Future Directions/Expansions: Physics/Simulations
The two-dimensional layered heterostructure stack holds promising applications in the electronics and fundamental physics research. To facilitate and implement the fast screening and simulation of the electronic properties for the stacks, the database tools developed here paves the groundwork for the future studies. With the infrastructure built for the material database, the data generation for various layer types can be automated.
The generalization includes variations of the crystal geometry and configuration used for the simulation such as the deformations of the layer geometry from the strain perturbations, the height variations from the compressed pressure applied, various constituent atoms in the layers, etc. Massive atomic coupling information can be extracted from these simulations and the database is suitable to be used to manage the data set and to bridge other applications. For example, one might envision the machine learning algorithm developed to extract and model the feature for the atomic coupling and the dependence on the local environment. This would allow the prediction and modeling of the atomic coupling give a local configuration that appear in the stacked layers (locally).
The database itself is also very useful to be used to visualize the atomic coupling depending on each orbital type, or used to derive simpler effective low-energy models for theoretical physics research. The simulation would then guide the fabrication of the devices and make the prediction of their physical properties. On the other hand, because of the layer geometry, the layer materials can also be probed by various experimental methods such as scanning tunneling microscope or optical measurements. These probing techniques directly access the electronic properties and can be used to validate the predications we have for the layer stacks.

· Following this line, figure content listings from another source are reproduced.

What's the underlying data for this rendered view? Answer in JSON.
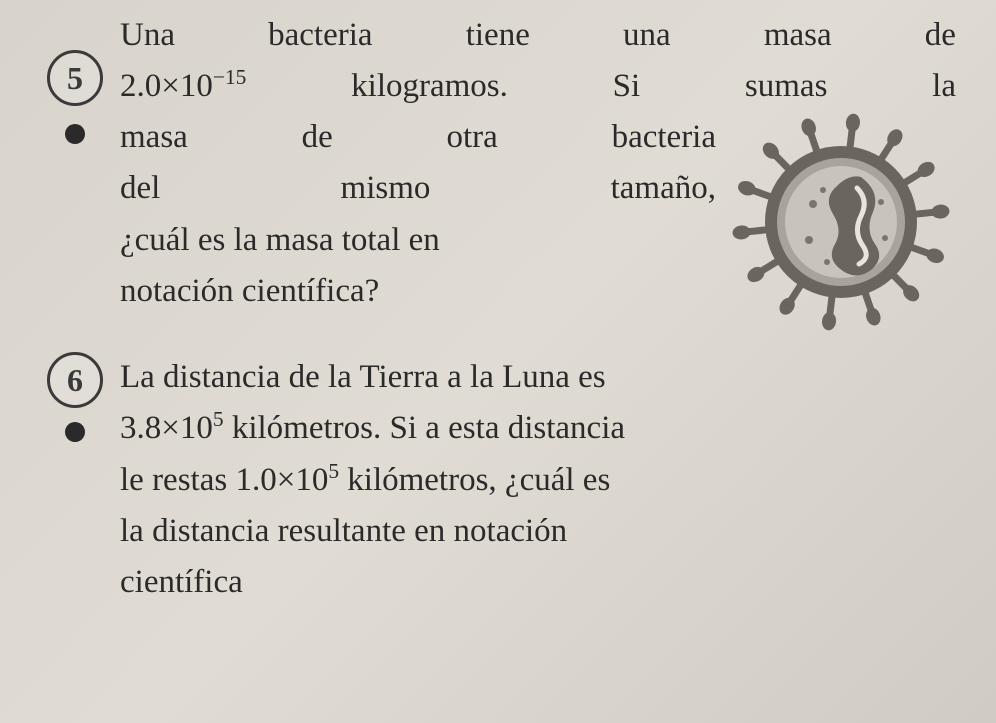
{
  "problem5": {
    "number": "5",
    "line1_words": [
      "Una",
      "bacteria",
      "tiene",
      "una",
      "masa",
      "de"
    ],
    "line2_pre": "2.0×10",
    "line2_exp": "−15",
    "line2_rest_words": [
      "kilogramos.",
      "Si",
      "sumas",
      "la"
    ],
    "line3_words": [
      "masa",
      "de",
      "otra",
      "bacteria"
    ],
    "line4_words": [
      "del",
      "mismo",
      "tamaño,"
    ],
    "line5": "¿cuál es la masa total en",
    "line6": "notación científica?",
    "illustration": {
      "body_fill": "#a8a49c",
      "body_stroke": "#6b6560",
      "inner_fill": "#c8c4bc",
      "spike_fill": "#6b6560",
      "worm_stroke": "#e8e4dc",
      "dot_fill": "#7a746e"
    }
  },
  "problem6": {
    "number": "6",
    "line1": "La distancia de la Tierra a la Luna es",
    "line2_pre": "3.8×10",
    "line2_exp": "5",
    "line2_post": " kilómetros. Si a esta distancia",
    "line3_pre": "le restas 1.0×10",
    "line3_exp": "5",
    "line3_post": " kilómetros, ¿cuál es",
    "line4": "la distancia resultante en notación",
    "line5": "científica"
  }
}
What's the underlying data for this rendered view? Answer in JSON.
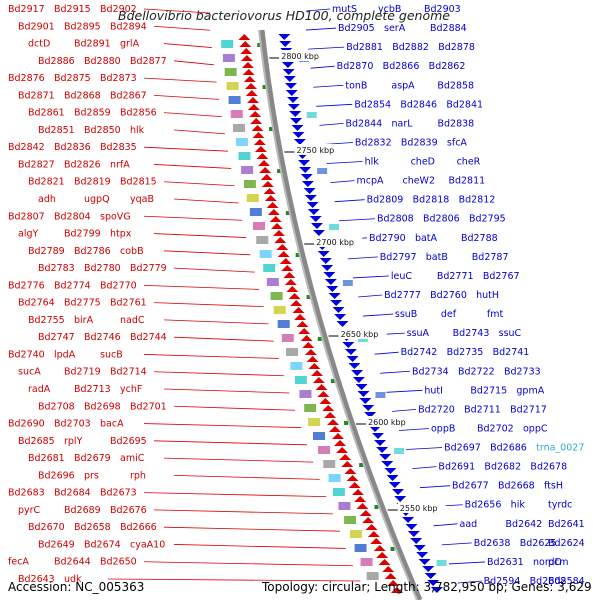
{
  "title": "Bdellovibrio bacteriovorus HD100, complete genome",
  "footer": {
    "accession": "Accession: NC_005363",
    "info": "Topology: circular; Length: 3,782,950 bp; Genes: 3,629"
  },
  "colors": {
    "forward": "#dd0000",
    "reverse": "#0000dd",
    "rna": "#33aacc",
    "backbone": "#888888",
    "tick": "#228822"
  },
  "scale_marks": [
    "2800 kbp",
    "2750 kbp",
    "2700 kbp",
    "2650 kbp",
    "2600 kbp",
    "2550 kbp"
  ],
  "left_labels": [
    "Bd2917",
    "Bd2915",
    "Bd2902",
    "Bd2901",
    "Bd2895",
    "Bd2894",
    "dctD",
    "Bd2891",
    "grlA",
    "Bd2886",
    "Bd2880",
    "Bd2877",
    "Bd2876",
    "Bd2875",
    "Bd2873",
    "Bd2871",
    "Bd2868",
    "Bd2867",
    "Bd2861",
    "Bd2859",
    "Bd2856",
    "Bd2851",
    "Bd2850",
    "hlk",
    "Bd2842",
    "Bd2836",
    "Bd2835",
    "Bd2827",
    "Bd2826",
    "nrfA",
    "Bd2821",
    "Bd2819",
    "Bd2815",
    "adh",
    "ugpQ",
    "yqaB",
    "Bd2807",
    "Bd2804",
    "spoVG",
    "algY",
    "Bd2799",
    "htpx",
    "Bd2789",
    "Bd2786",
    "cobB",
    "Bd2783",
    "Bd2780",
    "Bd2779",
    "Bd2776",
    "Bd2774",
    "Bd2770",
    "Bd2764",
    "Bd2775",
    "Bd2761",
    "Bd2755",
    "birA",
    "nadC",
    "Bd2747",
    "Bd2746",
    "Bd2744",
    "Bd2740",
    "lpdA",
    "sucB",
    "sucA",
    "Bd2719",
    "Bd2714",
    "radA",
    "Bd2713",
    "ychF",
    "Bd2708",
    "Bd2698",
    "Bd2701",
    "Bd2690",
    "Bd2703",
    "bacA",
    "Bd2685",
    "rplY",
    "Bd2695",
    "Bd2681",
    "Bd2679",
    "amiC",
    "Bd2696",
    "prs",
    "rph",
    "Bd2683",
    "Bd2684",
    "Bd2673",
    "pyrC",
    "Bd2689",
    "Bd2676",
    "Bd2670",
    "Bd2658",
    "Bd2666",
    "Bd2649",
    "Bd2674",
    "cyaA10",
    "fecA",
    "Bd2644",
    "Bd2650",
    "Bd2643",
    "udk"
  ],
  "right_labels": [
    "mutS",
    "ycbB",
    "Bd2903",
    "Bd2905",
    "serA",
    "Bd2884",
    "Bd2881",
    "Bd2882",
    "Bd2878",
    "Bd2870",
    "Bd2866",
    "Bd2862",
    "tonB",
    "aspA",
    "Bd2858",
    "Bd2854",
    "Bd2846",
    "Bd2841",
    "Bd2844",
    "narL",
    "Bd2838",
    "Bd2832",
    "Bd2839",
    "sfcA",
    "hlk",
    "cheD",
    "cheR",
    "mcpA",
    "cheW2",
    "Bd2811",
    "Bd2809",
    "Bd2818",
    "Bd2812",
    "Bd2808",
    "Bd2806",
    "Bd2795",
    "Bd2790",
    "batA",
    "Bd2788",
    "Bd2797",
    "batB",
    "Bd2787",
    "leuC",
    "Bd2771",
    "Bd2767",
    "Bd2777",
    "Bd2760",
    "hutH",
    "ssuB",
    "def",
    "fmt",
    "ssuA",
    "Bd2743",
    "ssuC",
    "Bd2742",
    "Bd2735",
    "Bd2741",
    "Bd2734",
    "Bd2722",
    "Bd2733",
    "hutI",
    "Bd2715",
    "gpmA",
    "Bd2720",
    "Bd2711",
    "Bd2717",
    "oppB",
    "Bd2702",
    "oppC",
    "Bd2697",
    "Bd2686",
    "trna_0027",
    "Bd2691",
    "Bd2682",
    "Bd2678",
    "Bd2677",
    "Bd2668",
    "ftsH",
    "Bd2656",
    "hik",
    "tyrdc",
    "aad",
    "Bd2642",
    "Bd2641",
    "Bd2638",
    "Bd2625",
    "Bd2624",
    "Bd2631",
    "nordD",
    "pcm",
    "Bd2594",
    "Bd2608",
    "Bd2584"
  ]
}
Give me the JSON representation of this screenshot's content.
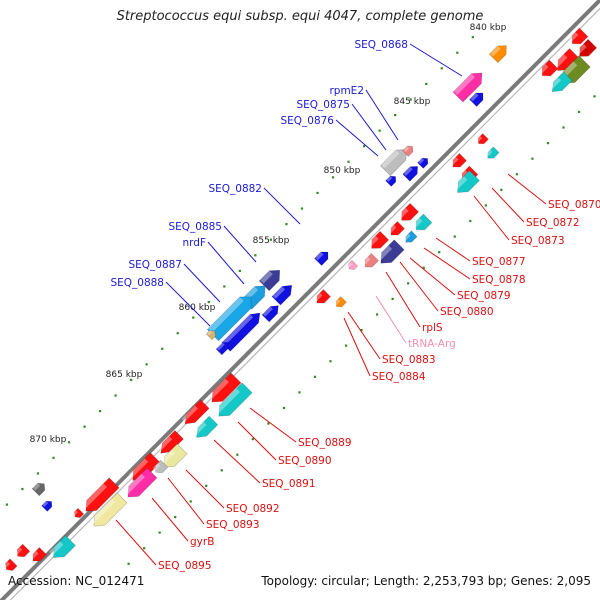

This would give feedback for the theoretical modeling and further improve the quality for the simulation method. Our method is designed to retain the information from first principle calculations (DFT) and can be improved systematically without any unjustified ad hoc ansatz or assumptions for the atomic coupling. A database that manage the set of atomic coupling data is highly relevant for the field of studies on these two-dimensional layered materials and their simulations.